据说这是活动组织部的部长为了大家都能准时参加每周一的升匾仪式,特意安排的闹钟。
不一会儿,此起披伏的哀嚎声渐渐响起来,一个冲动外加起床气的成员,为了敲烂走道墙上的广播,不知从哪里拿来一个梯子,爬到一半的时候,被突如其来的一个高音震晕。

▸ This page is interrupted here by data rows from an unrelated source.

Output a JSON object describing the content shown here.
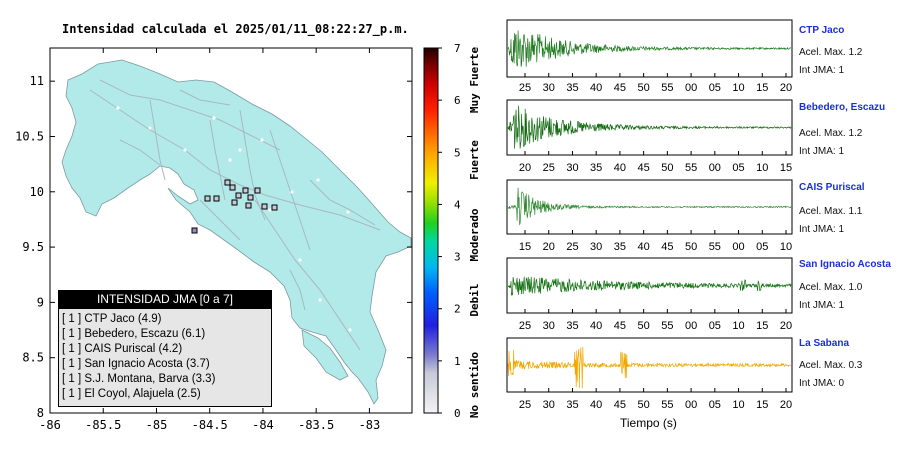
{
  "map": {
    "title": "Intensidad calculada el 2025/01/11_08:22:27_p.m.",
    "x_ticks": [
      "-86",
      "-85.5",
      "-85",
      "-84.5",
      "-84",
      "-83.5",
      "-83"
    ],
    "y_ticks": [
      "11",
      "10.5",
      "10",
      "9.5",
      "9",
      "8.5",
      "8"
    ],
    "colors": {
      "land": "#b2eaea",
      "sea": "#ffffff",
      "roads": "#a8b8c0"
    }
  },
  "colorbar": {
    "ticks": [
      "0",
      "1",
      "2",
      "3",
      "4",
      "5",
      "6",
      "7"
    ],
    "labels": [
      "No sentido",
      "Debil",
      "Moderado",
      "Fuerte",
      "Muy Fuerte"
    ],
    "range": [
      0,
      7
    ]
  },
  "legend": {
    "header": "INTENSIDAD JMA [0 a 7]",
    "rows": [
      "[ 1 ]  CTP Jaco (4.9)",
      "[ 1 ]  Bebedero, Escazu (6.1)",
      "[ 1 ]  CAIS Puriscal (4.2)",
      "[ 1 ]  San Ignacio Acosta (3.7)",
      "[ 1 ]  S.J. Montana, Barva (3.3)",
      "[ 1 ]  El Coyol, Alajuela (2.5)"
    ]
  },
  "traces": {
    "xlabel": "Tiempo (s)",
    "panels": [
      {
        "station": "CTP Jaco",
        "acel": "Acel. Max. 1.2",
        "int": "Int JMA: 1",
        "color": "#1e7a1e",
        "ticks": [
          "25",
          "30",
          "35",
          "40",
          "45",
          "50",
          "55",
          "00",
          "05",
          "10",
          "15",
          "20"
        ]
      },
      {
        "station": "Bebedero, Escazu",
        "acel": "Acel. Max. 1.2",
        "int": "Int JMA: 1",
        "color": "#0f6a0f",
        "ticks": [
          "20",
          "25",
          "30",
          "35",
          "40",
          "45",
          "50",
          "55",
          "00",
          "05",
          "10",
          "15"
        ]
      },
      {
        "station": "CAIS Puriscal",
        "acel": "Acel. Max. 1.1",
        "int": "Int JMA: 1",
        "color": "#2f8a2f",
        "ticks": [
          "15",
          "20",
          "25",
          "30",
          "35",
          "40",
          "45",
          "50",
          "55",
          "00",
          "05",
          "10"
        ]
      },
      {
        "station": "San Ignacio Acosta",
        "acel": "Acel. Max. 1.0",
        "int": "Int JMA: 1",
        "color": "#137213",
        "ticks": [
          "25",
          "30",
          "35",
          "40",
          "45",
          "50",
          "55",
          "00",
          "05",
          "10",
          "15",
          "20"
        ]
      },
      {
        "station": "La Sabana",
        "acel": "Acel. Max. 0.3",
        "int": "Int JMA: 0",
        "color": "#f0a800",
        "ticks": [
          "25",
          "30",
          "35",
          "40",
          "45",
          "50",
          "55",
          "00",
          "05",
          "10",
          "15",
          "20"
        ]
      }
    ]
  },
  "chart_data": {
    "type": "scatter",
    "title": "Intensidad calculada el 2025/01/11_08:22:27_p.m.",
    "xlabel": "",
    "ylabel": "",
    "xlim": [
      -86,
      -82.6
    ],
    "ylim": [
      8,
      11.3
    ],
    "series": [
      {
        "name": "INTENSIDAD JMA [0 a 7]",
        "values": [
          {
            "station": "CTP Jaco",
            "jma": 1,
            "value": 4.9
          },
          {
            "station": "Bebedero, Escazu",
            "jma": 1,
            "value": 6.1
          },
          {
            "station": "CAIS Puriscal",
            "jma": 1,
            "value": 4.2
          },
          {
            "station": "San Ignacio Acosta",
            "jma": 1,
            "value": 3.7
          },
          {
            "station": "S.J. Montana, Barva",
            "jma": 1,
            "value": 3.3
          },
          {
            "station": "El Coyol, Alajuela",
            "jma": 1,
            "value": 2.5
          }
        ]
      }
    ]
  }
}
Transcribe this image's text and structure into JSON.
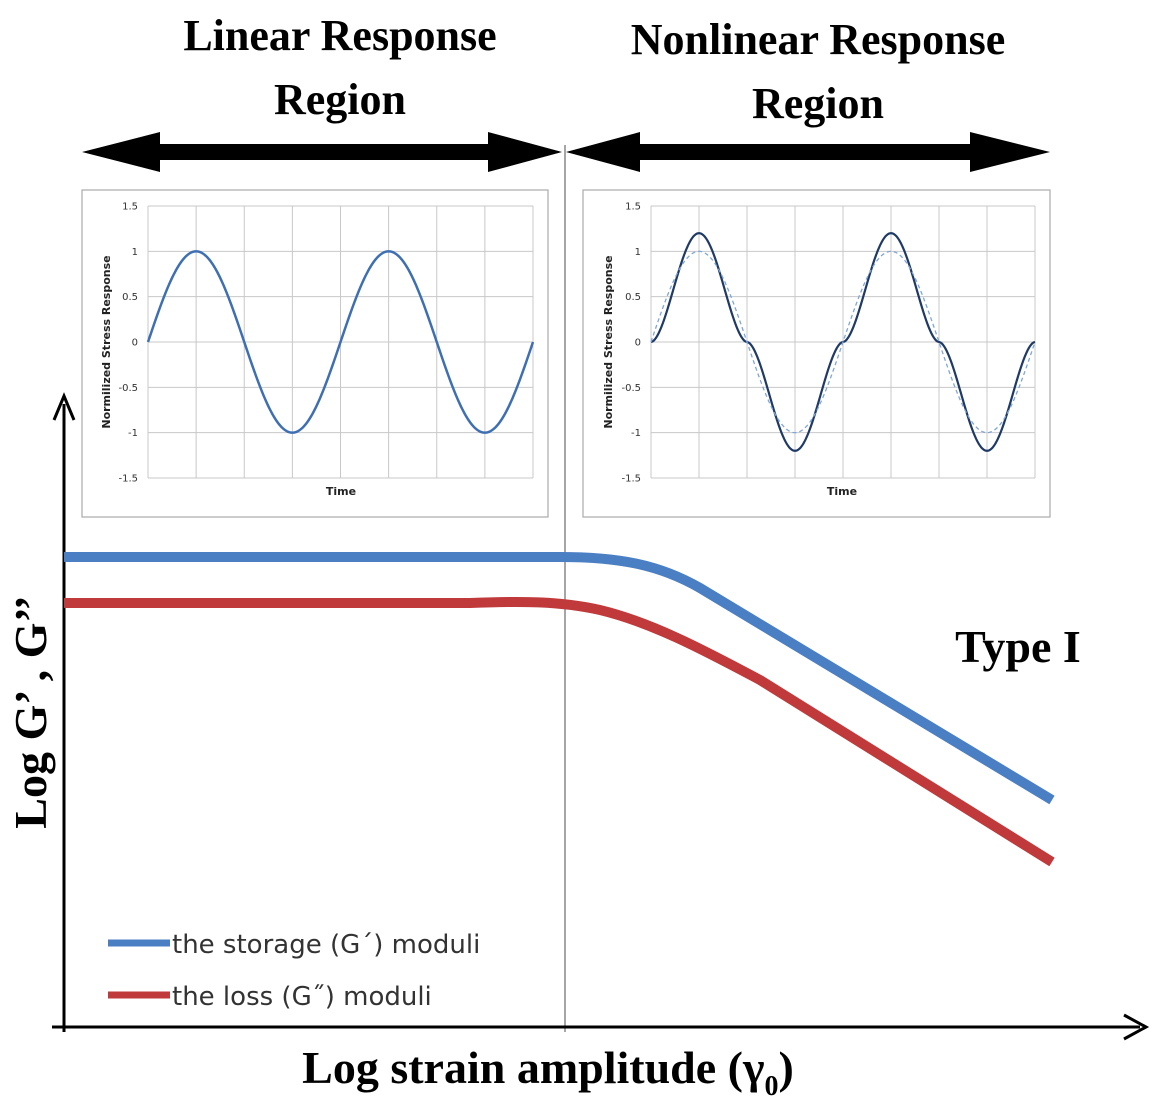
{
  "labels": {
    "linear_region": [
      "Linear Response",
      "Region"
    ],
    "nonlinear_region": [
      "Nonlinear Response",
      "Region"
    ],
    "type_label": "Type I",
    "y_axis_title": "Log G’ , G’’",
    "x_axis_title": "Log strain amplitude (γ",
    "x_axis_subscript": "0",
    "x_axis_close": ")"
  },
  "legend": [
    {
      "label": "the storage (G´) moduli",
      "color": "#4a7fc4"
    },
    {
      "label": "the loss (G˝) moduli",
      "color": "#c0393b"
    }
  ],
  "colors": {
    "storage": "#4a7fc4",
    "loss": "#c0393b",
    "inset_line": "#3f6fb3",
    "inset_nonlinear": "#1f3a66",
    "inset_reference": "#7fa6d6"
  },
  "chart_data": [
    {
      "type": "line",
      "title": "",
      "xlabel": "Time",
      "ylabel": "Normilized Stress Response",
      "ylim": [
        -1.5,
        1.5
      ],
      "yticks": [
        "1.5",
        "1",
        "0.5",
        "0",
        "-0.5",
        "-1",
        "-1.5"
      ],
      "grid": true,
      "series": [
        {
          "style": "sine",
          "amplitude": 1.0,
          "periods": 2
        }
      ]
    },
    {
      "type": "line",
      "title": "",
      "xlabel": "Time",
      "ylabel": "Normilized Stress Response",
      "ylim": [
        -1.5,
        1.5
      ],
      "yticks": [
        "1.5",
        "1",
        "0.5",
        "0",
        "-0.5",
        "-1",
        "-1.5"
      ],
      "grid": true,
      "series": [
        {
          "style": "distorted",
          "peak": 1.2,
          "periods": 2
        },
        {
          "style": "reference-sine-dashed",
          "amplitude": 1.0,
          "periods": 2
        }
      ]
    }
  ]
}
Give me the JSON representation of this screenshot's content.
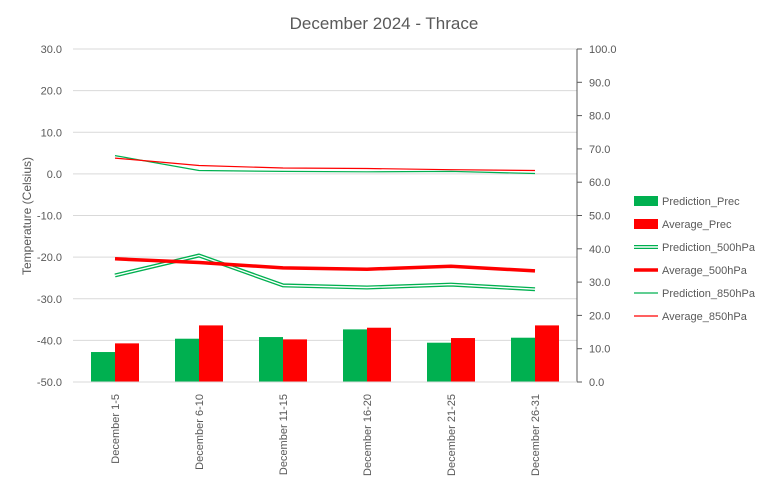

十分钟后这个晕倒的人被医务处赶来的两个刘海把双眼都遮住了的人员用担架抬走了。
花了一个小时捏完发型的憨饼,神清气爽地来到建筑工地,发现阿顺和油漆哥都已经就位了,油漆哥就坐在盛毛叔叔以前坐的大吊车里,神情却没有憨饼想象中那样的神气。
五点五十五分整,族长宣布升匾仪式开始。
牌匾开始被大吊车缓缓地提起,大家杂七杂八的闲聊声戛然而止。
这万年不变的仪式总觉得有哪里不对劲?
憨饼注意到牌匾的右半部分,也就是油漆哥操作的那一边似乎有轻微的抖动,牌匾越往上升,抖动的幅度就越大。
下面的人群声中开始出现窃窃私语。
而憨饼的视线就像是对焦镜头一样紧紧得捕捉着剧烈晃动的牌匾和紧绷脸部肌肉却仍然难掩惧色的油漆哥。
突然哐的一声,牌匾重重地砸到了地上,裂成了两半。
人群中原本已经溢出来的排山倒海般的议论声瞬间退潮,寂静得毫无痕迹。
“怎么了,你干啥呢!”阿顺尖锐的嗓音划破了寂静,也划破了油漆哥侥幸心理最后的防线。
“油漆,你怎么回事?”不明事情起因的族长也乱了阵脚,大声地质问油漆哥。
油漆哥瑟瑟发抖地从大吊车上下来,跪在族长的面前,声泪俱下地说:“族长,我的大吊车专业八级证书是买来的!